En 1878, siendo ya un aclamado y reconocido músico, terminó la obra, escribiéndole a su amiga Elisabeth von Herzogenberg que “había terminado un pequeño concierto para piano y orquesta” en clara broma ante la dimensión del concierto en el que rompe el esquema de tres movimientos para incluir un Scherzo que se piensa en principio pudo haber sido escrito como el tercer movimiento de su célebre concierto para violín y orquesta. La obra fue recibida con gran éxito e incluso el gran pianista y compositor Franz Liszt, con quien había tenido problemas, comentó: “El concierto para piano de Brahms es una obra de arte concebida con distinción, donde el pensamiento y el sentimiento se mueven en una noble armonía”.

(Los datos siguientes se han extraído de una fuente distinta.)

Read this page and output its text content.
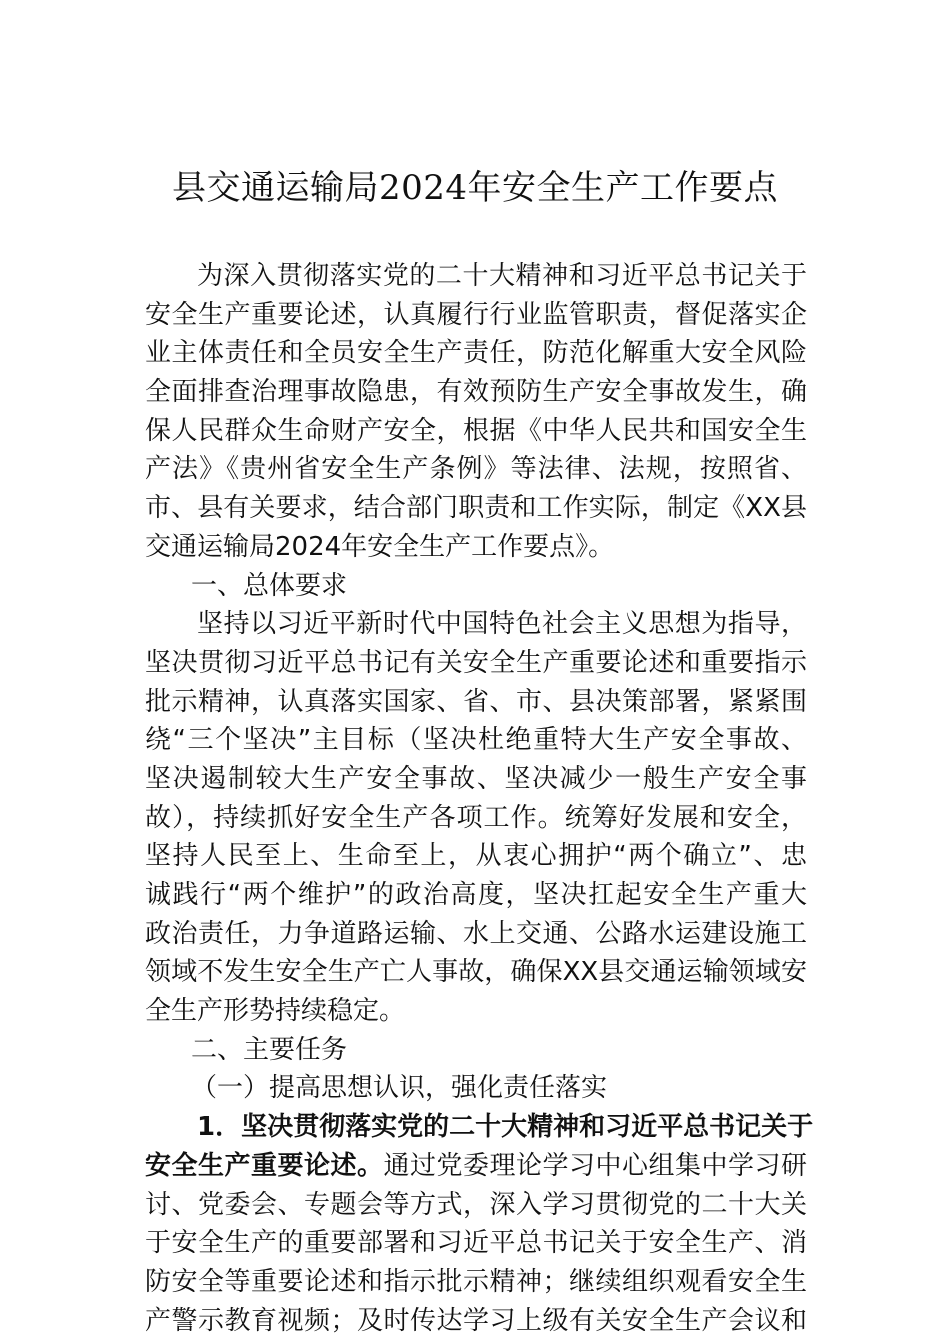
县交通运输局2024年安全生产工作要点
为深入贯彻落实党的二十大精神和习近平总书记关于
安全生产重要论述，认真履行行业监管职责，督促落实企
业主体责任和全员安全生产责任，防范化解重大安全风险
全面排查治理事故隐患，有效预防生产安全事故发生，确
保人民群众生命财产安全，根据《中华人民共和国安全生
产法》《贵州省安全生产条例》等法律、法规，按照省、
市、县有关要求，结合部门职责和工作实际，制定《XX县
交通运输局2024年安全生产工作要点》。
一、总体要求
坚持以习近平新时代中国特色社会主义思想为指导，
坚决贯彻习近平总书记有关安全生产重要论述和重要指示
批示精神，认真落实国家、省、市、县决策部署，紧紧围
绕“三个坚决”主目标（坚决杜绝重特大生产安全事故、
坚决遏制较大生产安全事故、坚决减少一般生产安全事
故），持续抓好安全生产各项工作。统筹好发展和安全，
坚持人民至上、生命至上，从衷心拥护“两个确立”、忠
诚践行“两个维护”的政治高度，坚决扛起安全生产重大
政治责任，力争道路运输、水上交通、公路水运建设施工
领域不发生安全生产亡人事故，确保XX县交通运输领域安
全生产形势持续稳定。
二、主要任务
（一）提高思想认识，强化责任落实
1．坚决贯彻落实党的二十大精神和习近平总书记关于
安全生产重要论述。通过党委理论学习中心组集中学习研
讨、党委会、专题会等方式，深入学习贯彻党的二十大关
于安全生产的重要部署和习近平总书记关于安全生产、消
防安全等重要论述和指示批示精神；继续组织观看安全生
产警示教育视频；及时传达学习上级有关安全生产会议和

La orquesta y el solista se entrelazan con grandes y sólidos pasajes que revelan una concepción basta y expansiva. El Concierto para piano y orquesta 2 en Si bemol consta de cuatro movimientos:
Allegro non troppo
Allegro appassionato
Andante
Allegretto grazioso
El Andante goza de una belleza singular en un diálogo apasionado entre el violoncello y el piano, que sugieren un encuentro entre dos amantes que transitan por las más diversas pasiones. Este movimiento se piensa que Brahms lo concibió pensando en su amor imposible; la gran pianista y compositora Clara Schumann a quien tanto admiraba.
Pese a esa imagen seria y dura, Brahms fue un hombre tierno, tímido y que gustaba de disfrutar de las cosas simples de la vida.
Finalmente, el Concierto para piano lo dedicó a su profesor de música de la infancia, Eduard Marxsen (1806-1887), a quien siempre recordaría con gran cariño y afecto, escribiendo en la partitura: “A mi querido amigo y maestro, Eduard Marxsen ", así uno de los grandes compositores del siglo XIX rendía tributo al hombre que por primera vez lo inspiró para convertirse en un músico. ¿Qué mayor demostración de lo bien que había aprendido sus lecciones de música?
Esta obra será interpretada por la Orquesta Sinfónica Nacional hoy a las 8 pm y el domingo a las 12:15 en el Placio de Bellas Artes.